The problems led 26 providers to collapse last year, and more are predicted to go bust in the coming months.
As a result, some households are now being double charged after their provider has gone bust, with payments taken from both the old and new supplier.
These failures will also mean households will see an extra £85 at least added onto their bills from next April.
Will bills go up in 2022?
Unfortunately, it looks like households are facing even more hikes to their energy bills this year.
Families could be forking out as much as £3,700 a year within a matter of weeks if they sign up to the most expensive tariffs.
This is because 226 energy deals are set to finish by the end of March, at which point customers will have to find a new deal.
These customers are currently paying around £900 a year for energy – well below the price cap of £1,277.
It means that those on the cheapest deals will see their bills surge by around £400to meet the price cap of £1,277.
And those looking to lock in to another fixed tariff could be facing a whopping increase of almost £3,000 a year.
That's not to mention changes to the price cap expected to be announced next month.

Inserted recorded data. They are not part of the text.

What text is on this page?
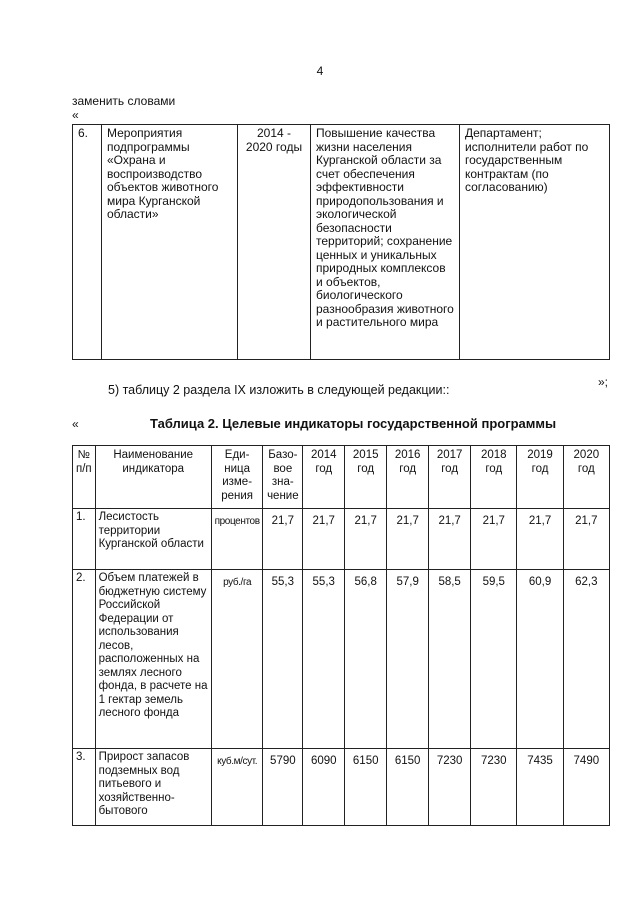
4
заменить словами
«
6.	Мероприятия подпрограммы «Охрана и воспроизводство объектов животного мира Курганской области»	2014 - 2020 годы	Повышение качества жизни населения Курганской области за счет обеспечения эффективности природопользования и экологической безопасности территорий; сохранение ценных и уникальных природных комплексов и объектов, биологического разнообразия животного и растительного мира	Департамент; исполнители работ по государственным контрактам (по согласованию)
5) таблицу 2 раздела IX изложить в следующей редакции::
»;
«	Таблица 2. Целевые индикаторы государственной программы
№ п/п	Наименование индикатора	Еди-ница изме-рения	Базо-вое зна-чение	2014 год	2015 год	2016 год	2017 год	2018 год	2019 год	2020 год
1.	Лесистость территории Курганской области	процентов	21,7	21,7	21,7	21,7	21,7	21,7	21,7	21,7
2.	Объем платежей в бюджетную систему Российской Федерации от использования лесов, расположенных на землях лесного фонда, в расчете на 1 гектар земель лесного фонда	руб./га	55,3	55,3	56,8	57,9	58,5	59,5	60,9	62,3
3.	Прирост запасов подземных вод питьевого и хозяйственно-бытового	куб.м/сут.	5790	6090	6150	6150	7230	7230	7435	7490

The next price cap amount with be announced on February 5 and experts have said it could climb to a record-breaking £1,800 a year from April.
It's meant that customers are scratching over their heads on whether or not to fix their bill or stick to the price cap.
Consumer champion Martin Lewis issued advice this week saying that it is best to stick to today's cheapest deals – which is on the price cap.
However, it is uncertain what the best deals will be in the future – but experts are predicting bills could rise further.
Uswitch head of regulation Richard Neudegg said that although it's hard to know what will happen to energy prices after this, there "are no signs of wholesale prices returning to where they were last year".
What if I'm on a pre-payment meter?
Around 4.3million UK consumers use a pre-payment meter for their energy bills, according to Uswitch.
This involves paying for your gas and electricity use before you use it by topping up a meter at a shop or online.
These customers saw their bills go jump by £153 from £1,156 to £1,309 in October under the energy price cap changes.
These customers will also see costs go up this year like everybody else's, Mr Neudegg said.
How can I avoid the hikes?
Unfortunately, the chances are you're going to be paying more for energy this year.
But there are some ways to keep your bills under control.
Mr Neudegg said its best to keep to a standard variable tariff, as there are no fixed deals that offer "better value than the price cap".
"It’s possible that more fixed deals could start to return to the market in the coming months, but they are currently very expensive and you’d lose the protection of the current price cap over the higher consumption winter months by moving now," he added.
If you're struggling to pay for your bills, then there are ways to get financial help for the costs.
Which? home products and services editor said: "Speak to your energy provider about a payment plan you can afford and check to see if you qualify for any government schemes, such as the warm home discount or cold weather payment."
You can get £25 a week to help with energy bills during the winter under the cold weather payment scheme.
While the warm home discount scheme means you can a £140 payment that goes toward your heating costs.
These aren't the only schemes where you can apply for help.
Through the Household Support Fund, councils can use cash in a number of ways to help people cover the cost of heating their home.
The help you can get varies depending on what your local authority is offering, but some councils are giving away over £100 for free.
Plus, some pensioners may be eligible for one-off winter fuel payments from the government of between £100 and £300.